The article by Draper and Brown was written for Higher Education in 2004. This task summarises the article, highlighting how practice differs in Secondary Schools in 2011.

Draper and Brown discuss the devices used and the technical support provided. As with any technology, it must work efficiently to gain staff confidence. In 2004, wireless devices were a relatively new concept, based on infrared signals. In 2011, devices designed for the classroom use radio technology and reliability has improved dramatically. However, two points made by Draper and Brown are very valid. Portability allows for the technology to be shared easily and used flexibly. Many secondary classrooms now have devices in portable boxes. Technical support remains as crucial as ever, allowing the teachers to ‘concentrate on their job’.  (Draper & Brown, 2004, p. 84)

So, what is their job? Using technology has to address an identified problem and in HE, this is the ‘inadequacy of the lecture format…..the lack of interactivity’. (Draper & Brown, 2004, p. 82)  Secondary classrooms may not suffer from this as greatly as in HE but there can be a tendency for a teacher to dominate a classroom, following the ‘sage on a stage’ model. Research has shown that the more pupils are engaged, the better they learn. Indeed, Bruner (1960, p.80) stated that ‘motives for learning must be kept from going passive… they must be based as much as possible upon the arousal of interest in what there is be learned’. Draper and Brown cite research from Crouch and Mazur (2001) which shows that ‘a voting system, when used as part of a particular pedagogical method, produces large and statistically significant improvements in standardised test results.’ This leads us to focus on the ‘pedagogical method’.

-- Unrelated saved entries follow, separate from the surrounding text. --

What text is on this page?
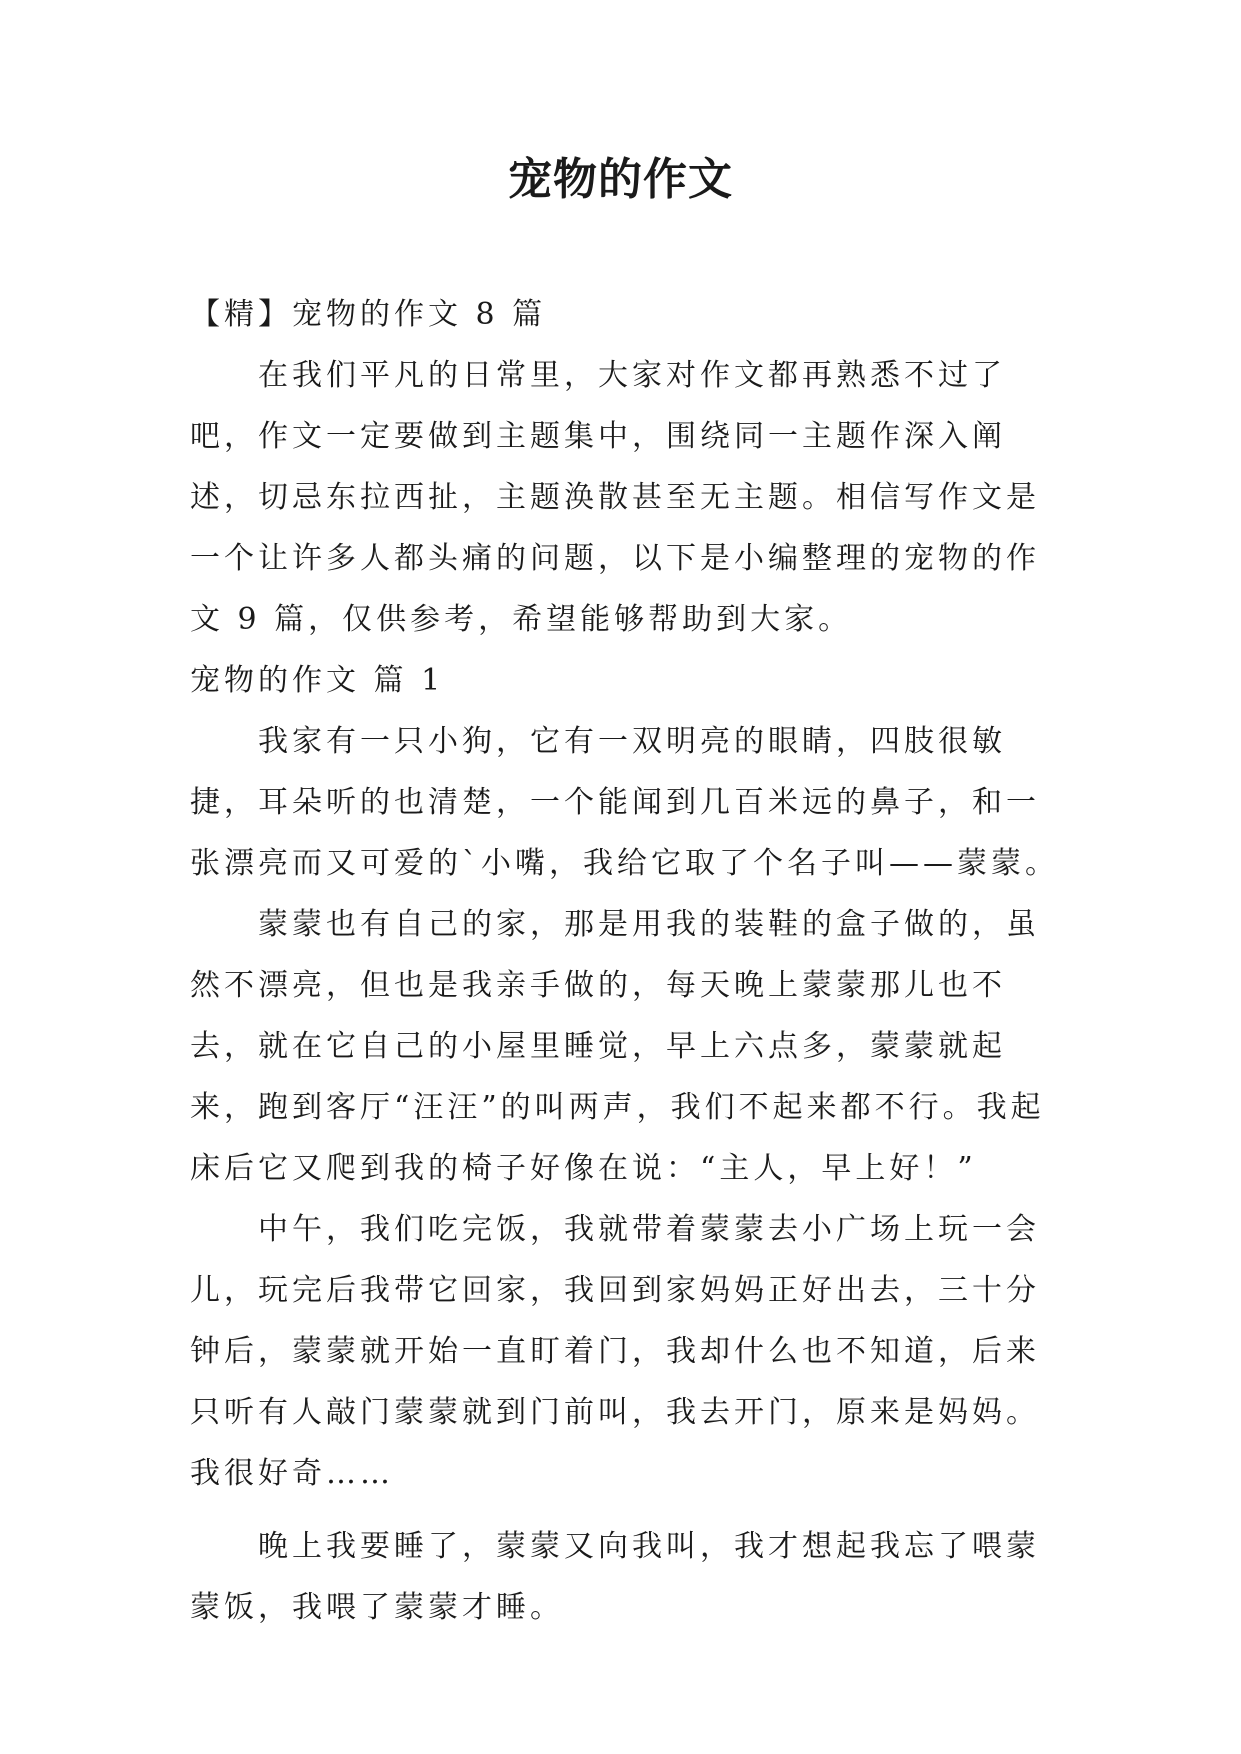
宠物的作文

【精】宠物的作文 8 篇

在我们平凡的日常里，大家对作文都再熟悉不过了吧，作文一定要做到主题集中，围绕同一主题作深入阐述，切忌东拉西扯，主题涣散甚至无主题。相信写作文是一个让许多人都头痛的问题，以下是小编整理的宠物的作文 9 篇，仅供参考，希望能够帮助到大家。

宠物的作文 篇 1

我家有一只小狗，它有一双明亮的眼睛，四肢很敏捷，耳朵听的也清楚，一个能闻到几百米远的鼻子，和一张漂亮而又可爱的`小嘴，我给它取了个名子叫——蒙蒙。

蒙蒙也有自己的家，那是用我的装鞋的盒子做的，虽然不漂亮，但也是我亲手做的，每天晚上蒙蒙那儿也不去，就在它自己的小屋里睡觉，早上六点多，蒙蒙就起来，跑到客厅“汪汪”的叫两声，我们不起来都不行。我起床后它又爬到我的椅子好像在说：“主人，早上好！”

中午，我们吃完饭，我就带着蒙蒙去小广场上玩一会儿，玩完后我带它回家，我回到家妈妈正好出去，三十分钟后，蒙蒙就开始一直盯着门，我却什么也不知道，后来只听有人敲门蒙蒙就到门前叫，我去开门，原来是妈妈。我很好奇……

晚上我要睡了，蒙蒙又向我叫，我才想起我忘了喂蒙蒙饭，我喂了蒙蒙才睡。
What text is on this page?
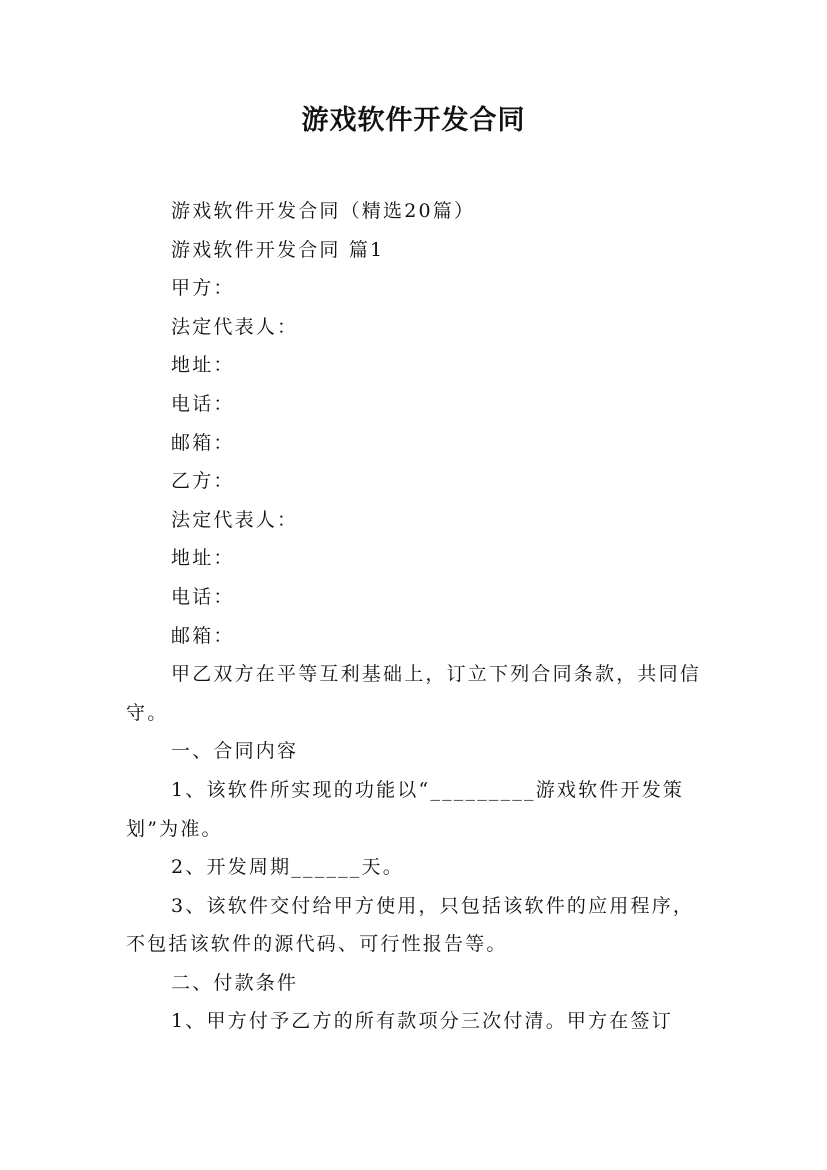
游戏软件开发合同

游戏软件开发合同（精选20篇）

游戏软件开发合同 篇1

甲方：

法定代表人：

地址：

电话：

邮箱：

乙方：

法定代表人：

地址：

电话：

邮箱：

甲乙双方在平等互利基础上，订立下列合同条款，共同信守。

一、合同内容

1、该软件所实现的功能以“_________游戏软件开发策划”为准。

2、开发周期______天。

3、该软件交付给甲方使用，只包括该软件的应用程序，不包括该软件的源代码、可行性报告等。

二、付款条件

1、甲方付予乙方的所有款项分三次付清。甲方在签订
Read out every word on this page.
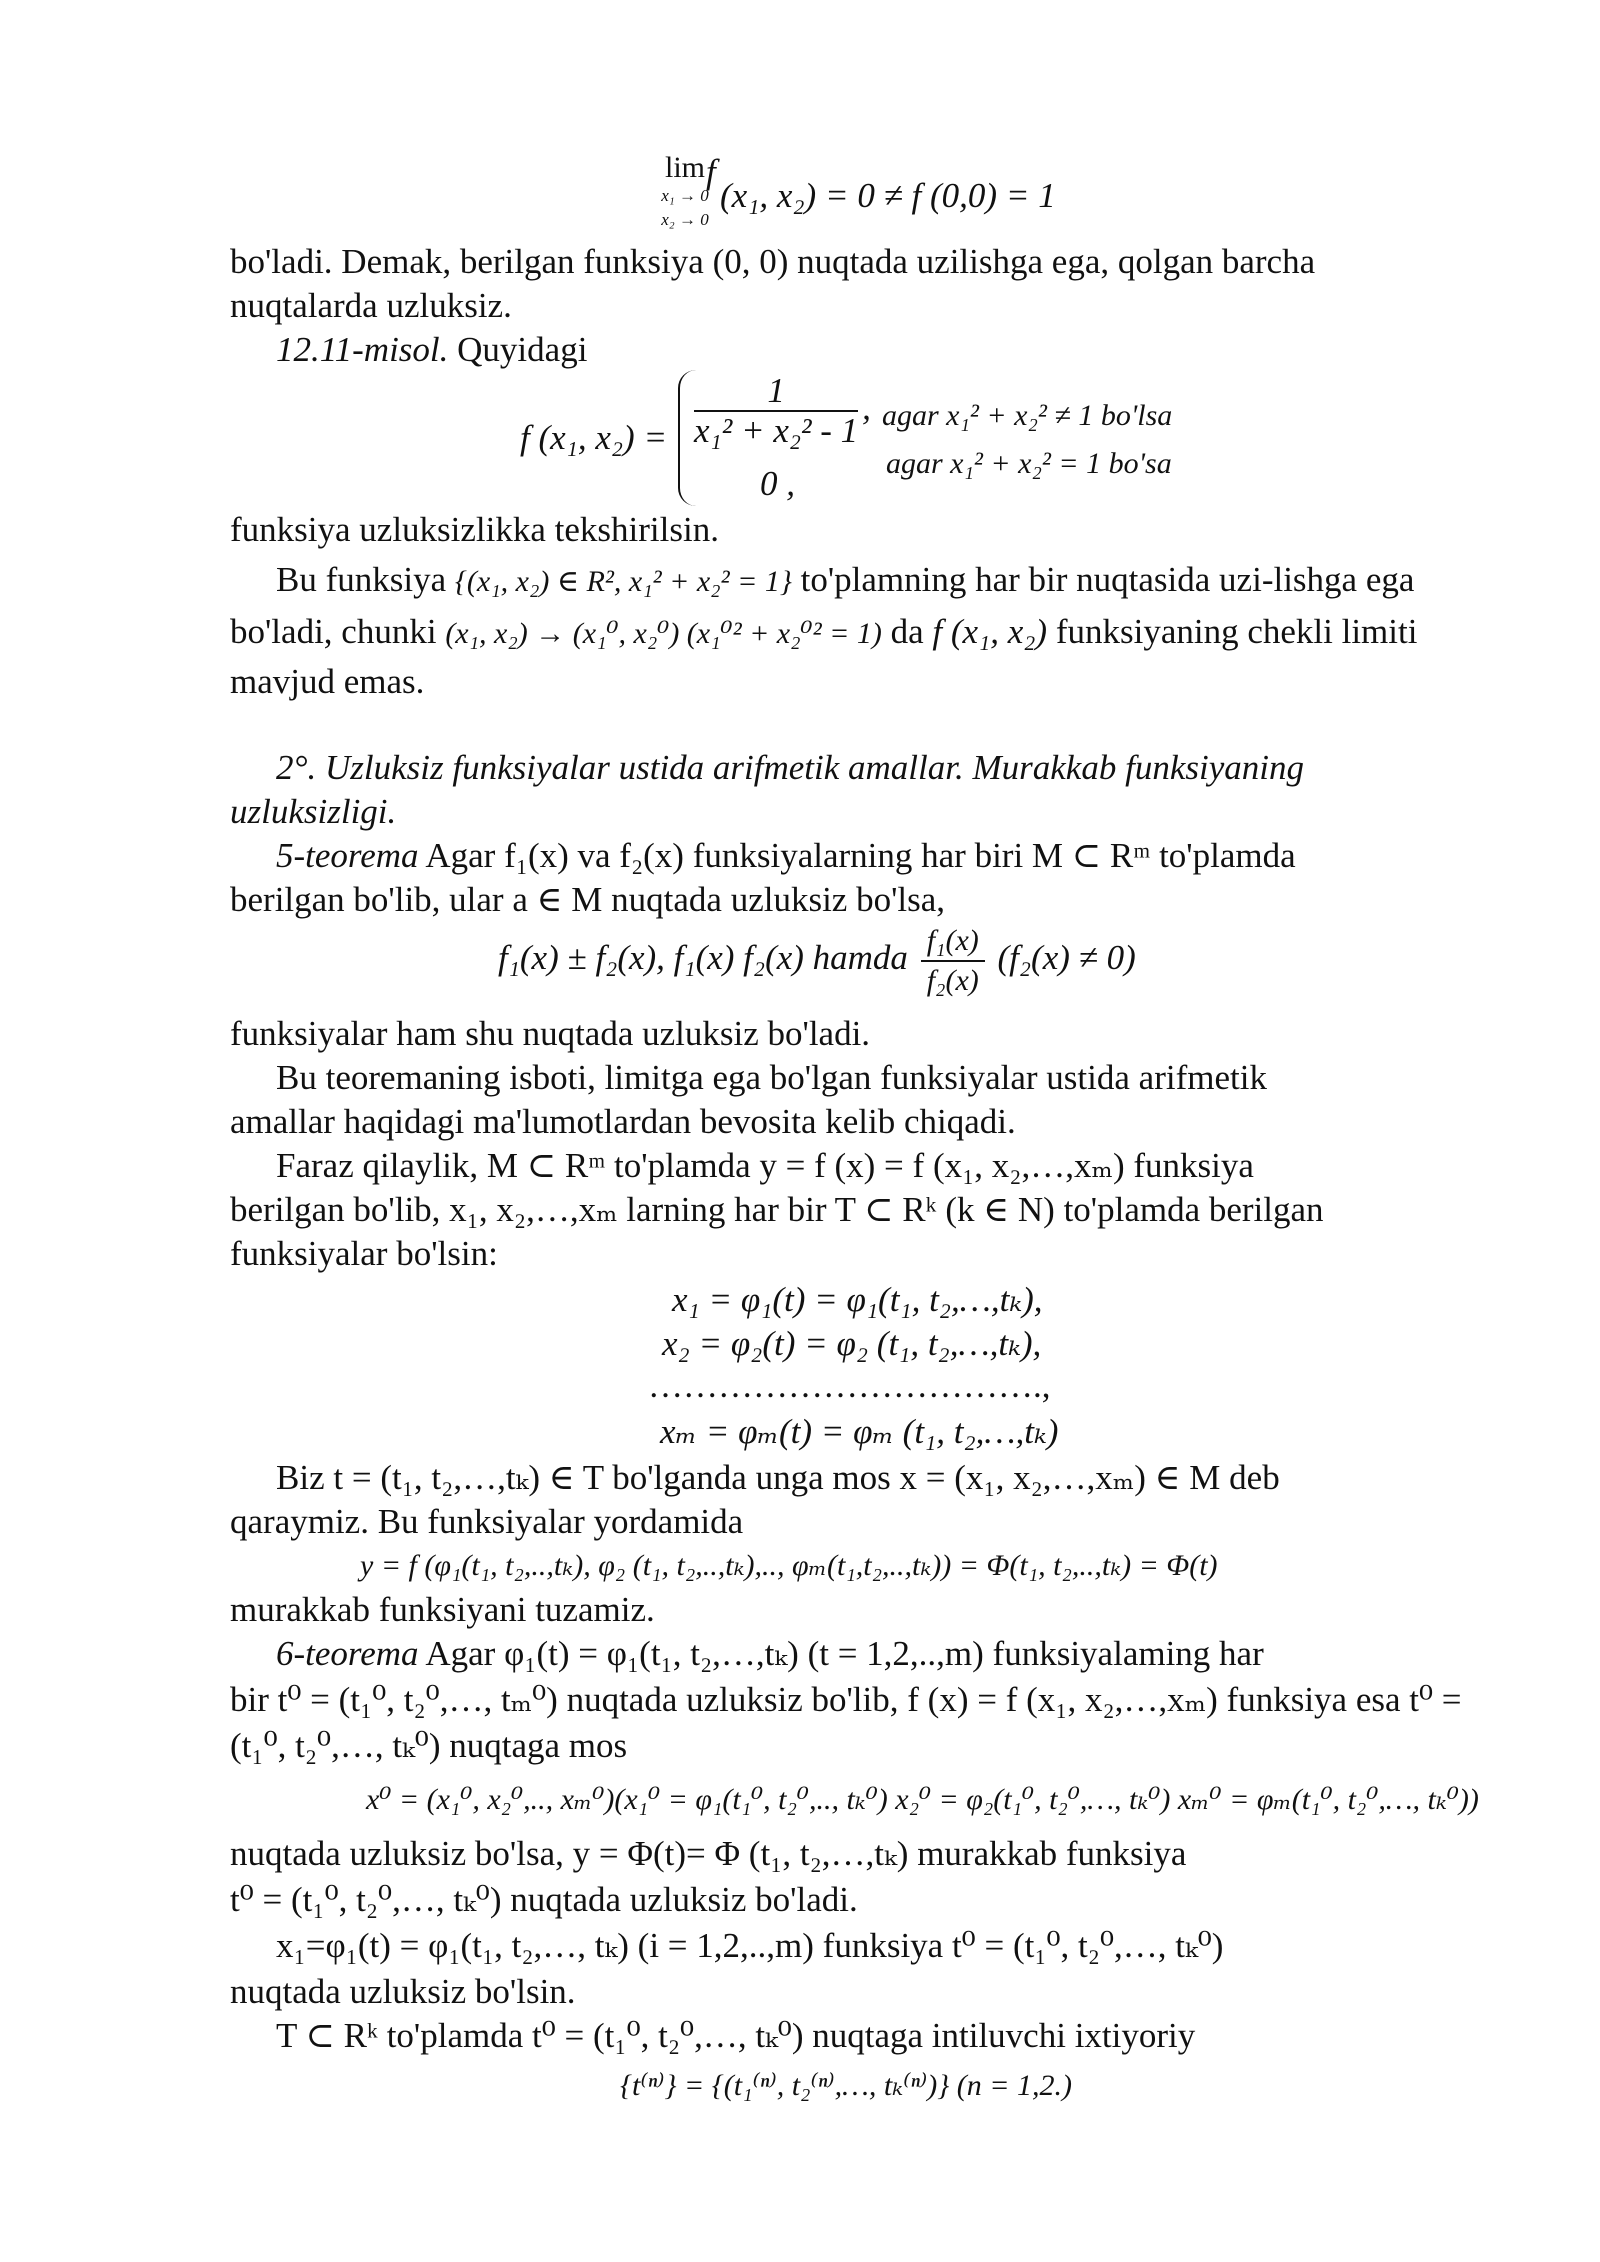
lim
x₁ → 0
x₂ → 0
f
(x₁, x₂) = 0 ≠ f (0,0) = 1
bo'ladi. Demak, berilgan funksiya (0, 0) nuqtada uzilishga ega, qolgan barcha
nuqtalarda uzluksiz.
12.11-misol. Quyidagi
f (x₁, $x_2) = \frac{1}{\text{x₁² + x₂² - 1}}$ ,
0 ,
agar x₁² + x₂² ≠ 1 bo'lsa
agar x₁² + x₂² = 1 bo'sa
funksiya uzluksizlikka tekshirilsin.
Bu funksiya {(x₁, x₂) ∈ R², x₁² + x₂² = 1} to'plamning har bir nuqtasida uzi-lishga ega
bo'ladi, chunki (x₁, x₂) → (x₁⁰, x₂⁰) (x₁⁰² + x₂⁰² = 1) da f (x₁, x₂) funksiyaning chekli limiti
mavjud emas.
2°. Uzluksiz funksiyalar ustida arifmetik amallar. Murakkab funksiyaning
uzluksizligi.
5-teorema Agar f₁(x) va f₂(x) funksiyalarning har biri M ⊂ Rᵐ to'plamda
berilgan bo'lib, ular a ∈ M nuqtada uzluksiz bo'lsa,
f₁(x) ± f₂(x), f₁(x) f₂(x) hamda $\frac{\text{f₁(x)}}{\text{f₂(x)}} (f_2(x) \ne 0)$
funksiyalar ham shu nuqtada uzluksiz bo'ladi.
Bu teoremaning isboti, limitga ega bo'lgan funksiyalar ustida arifmetik
amallar haqidagi ma'lumotlardan bevosita kelib chiqadi.
Faraz qilaylik, M ⊂ Rᵐ to'plamda y = f (x) = f (x₁, x₂,…,xₘ) funksiya
berilgan bo'lib, x₁, x₂,…,xₘ larning har bir T ⊂ Rᵏ (k ∈ N) to'plamda berilgan
funksiyalar bo'lsin:
x₁ = φ₁(t) = φ₁(t₁, t₂,…,tₖ),
x₂ = φ₂(t) = φ₂ (t₁, t₂,…,tₖ),
…………………………….,
xₘ = φₘ(t) = φₘ (t₁, t₂,…,tₖ)
Biz t = (t₁, t₂,…,tₖ) ∈ T bo'lganda unga mos x = (x₁, x₂,…,xₘ) ∈ M deb
qaraymiz. Bu funksiyalar yordamida
y = f (φ₁(t₁, t₂,..,tₖ), φ₂ (t₁, t₂,..,tₖ),.., φₘ(t₁,t₂,..,tₖ)) = Φ(t₁, t₂,..,tₖ) = Φ(t)
murakkab funksiyani tuzamiz.
6-teorema Agar φ₁(t) = φ₁(t₁, t₂,…,tₖ) (t = 1,2,..,m) funksiyalaming har
bir t⁰ = (t₁⁰, t₂⁰,…, tₘ⁰) nuqtada uzluksiz bo'lib, f (x) = f (x₁, x₂,…,xₘ) funksiya esa t⁰ =
(t₁⁰, t₂⁰,…, tₖ⁰) nuqtaga mos
x⁰ = (x₁⁰, x₂⁰,.., xₘ⁰)(x₁⁰ = φ₁(t₁⁰, t₂⁰,.., tₖ⁰) x₂⁰ = φ₂(t₁⁰, t₂⁰,…, tₖ⁰) xₘ⁰ = φₘ(t₁⁰, t₂⁰,…, tₖ⁰))
nuqtada uzluksiz bo'lsa, y = Φ(t)= Φ (t₁, t₂,…,tₖ) murakkab funksiya
t⁰ = (t₁⁰, t₂⁰,…, tₖ⁰) nuqtada uzluksiz bo'ladi.
x₁=φ₁(t) = φ₁(t₁, t₂,…, tₖ) (i = 1,2,..,m) funksiya t⁰ = (t₁⁰, t₂⁰,…, tₖ⁰)
nuqtada uzluksiz bo'lsin.
T ⊂ Rᵏ to'plamda t⁰ = (t₁⁰, t₂⁰,…, tₖ⁰) nuqtaga intiluvchi ixtiyoriy
{t⁽ⁿ⁾} = {(t₁⁽ⁿ⁾, t₂⁽ⁿ⁾,…, tₖ⁽ⁿ⁾)} (n = 1,2.)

The tutors in the article were early adopters. Use in Secondary schools today varies from schools with sets of devices in every classroom to schools with just one shared set. Whoever is using the devices, one fact remains clear. They enable students to interact fully with the teacher. In Draper and Brown’s article, three clear areas are given in which the devices make a difference: feedback, interactivity and anonymity. In Robert Powell’s book ‘The Response Revolution’ he states that ‘Dylan Wiliam’s research suggests that the quicker the intervention, the more likely the student is to learn’. (Powell, 2011, p. 12) Draper and Brown discuss how this can lead to ‘contingent teaching’ – changing the teaching based on the students’ responses. Secondary classrooms have been slow to adopt this idea, partly due to a fear of lesson plans becoming redundant as discussion moves away from the focus of the teaching. Interactivity, however, is key- and devices now allow for more varied input than simple multiple-choice questions. Anonymity is useful in some contexts, but in general it is more useful if the devices can be associated with a user. This enables for more coherent support and facilitates classroom discussion.

In summary, whilst there are some differences between the 2004 article and the current approach in Secondary education, the most important message is that ‘success depended on putting pedagogy first, technology second….’ (Draper & Brown, 2004, p. 93) is still appropriate.


Bruner, J. (1960) The Process of Education. Harvard.

Draper, S., & Brown, M. (2004). Increasing interactivity in lectures using an electronic voting system. Journal of Computer Assisted Learning 20, 81-94.

Powell, R. (2011). The Response Revolution. Robert Powell Publications.